Он долго не мог уснуть, вспоминая прошедший день: замечательный тёплый песок, зелёно-синее море; как он залезал в лодки и катера, представлял, что плывёт в дальние страны, хотя лодки и катера покачивались на привязи и никуда не плыли. Как он катался на велосипеде по тропинкам леса и даже налетел на дерево, но всё благополучно обошлось. Как он быстро и ловко промчался через рыболовецкий совхоз, куда вход категорически воспрещён. И многое, многое другое.

А утром начиналось всё сначала, и опять к вечеру он спрашивал маму:

– А что мне теперь делать?

И мама ему снова отвечала:

– Отдохни.

Но он не хотел отдыхать. Он сказал:

– Как жаль, что я не могу ходить на руках! Я бы вымыл в заливе ноги и пришёл на руках домой.

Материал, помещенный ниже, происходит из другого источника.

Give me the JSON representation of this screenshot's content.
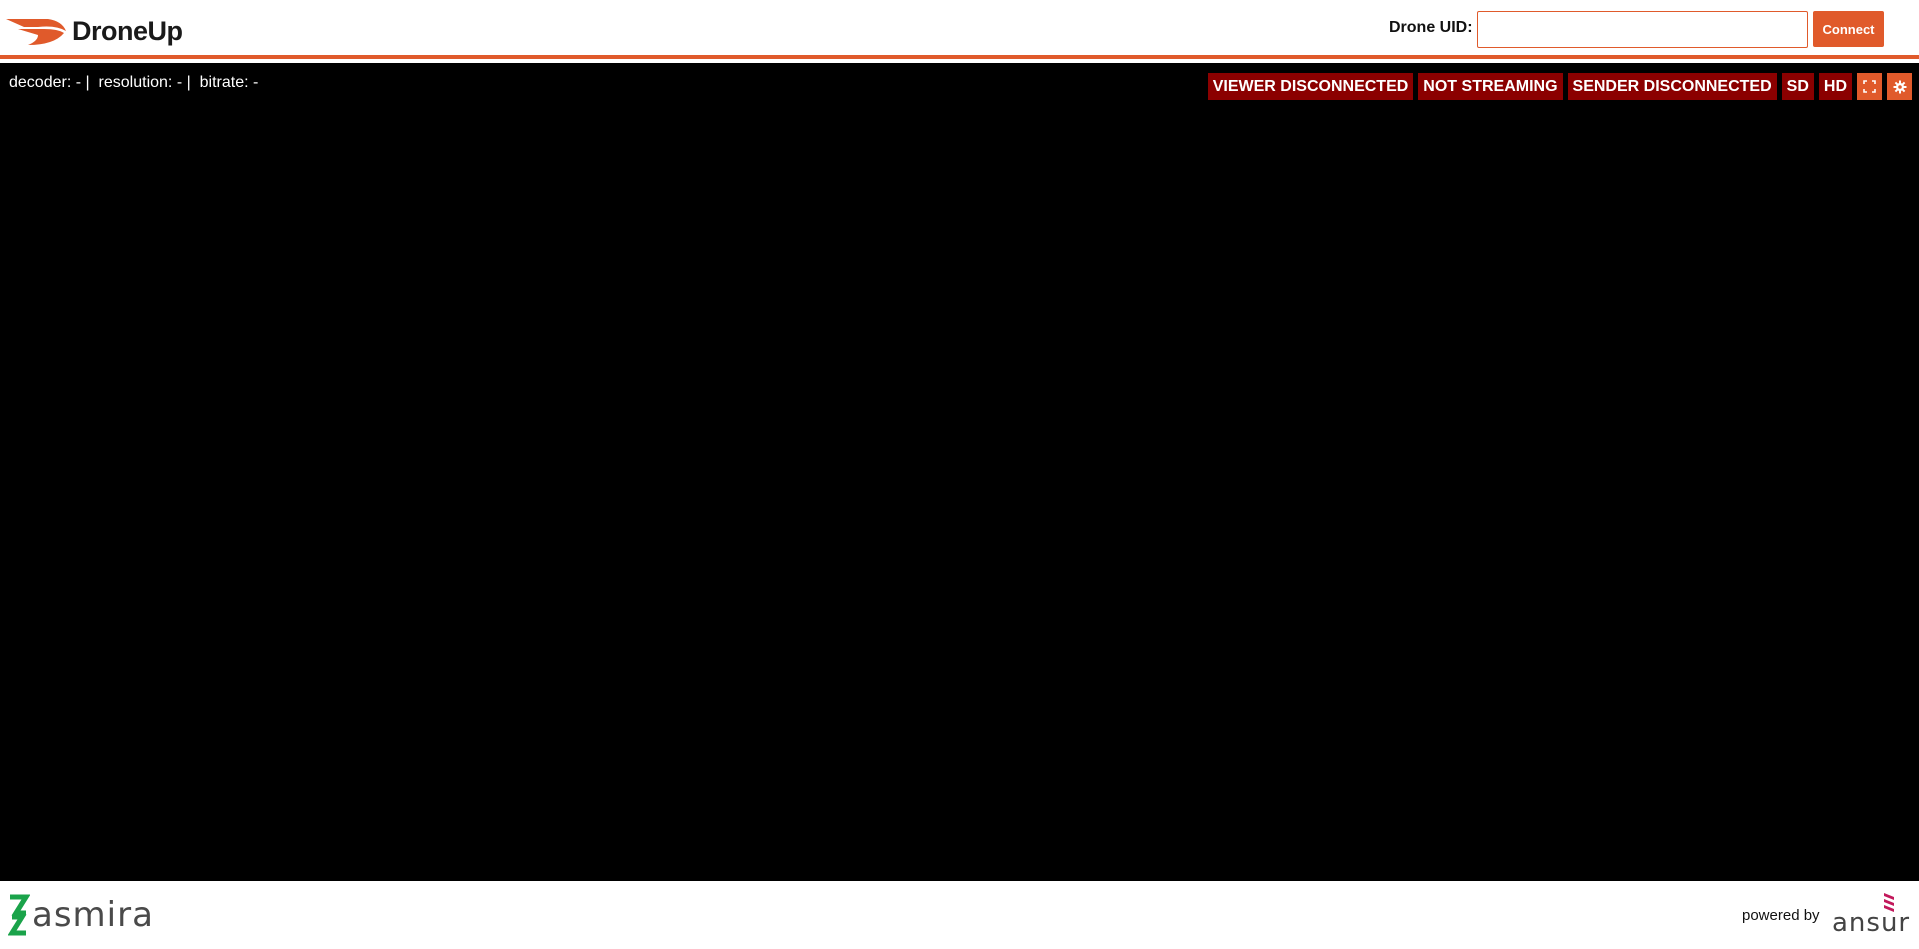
{
  "header": {
    "brand": "DroneUp",
    "uid_label": "Drone UID:",
    "uid_value": "",
    "uid_placeholder": "",
    "connect_label": "Connect"
  },
  "stats": {
    "decoder_label": "decoder:",
    "decoder_value": "-",
    "resolution_label": "resolution:",
    "resolution_value": "-",
    "bitrate_label": "bitrate:",
    "bitrate_value": "-",
    "separator": "|"
  },
  "status": {
    "viewer": "VIEWER DISCONNECTED",
    "stream": "NOT STREAMING",
    "sender": "SENDER DISCONNECTED",
    "sd": "SD",
    "hd": "HD",
    "fullscreen_icon": "fullscreen-icon",
    "settings_icon": "gear-icon"
  },
  "footer": {
    "asmira_brand": "asmira",
    "powered_by": "powered by",
    "ansur_brand": "ansur"
  },
  "colors": {
    "accent": "#e05a2b",
    "status_badge": "#8b0000",
    "video_bg": "#000000"
  }
}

И мне не пришлось бы дома мыть ноги.

– Тогда пришлось бы мыть руки, – сказала мама.

– Я мог бы вымыть руки, раз мне нечего делать.

После лета он приехал с мамой домой и сейчас же спросил:

– Что мне делать?

– Завтра тебе в первый класс, – сказала мама, – ведь ты хорошо отдохнул.

– Разве я отдыхал? – удивился Саня.

– Сейчас хоть отдохни, – сказала мама.

– Скорей бы в школу! – вздохнул он. – Тогда бы я знал, что мне делать!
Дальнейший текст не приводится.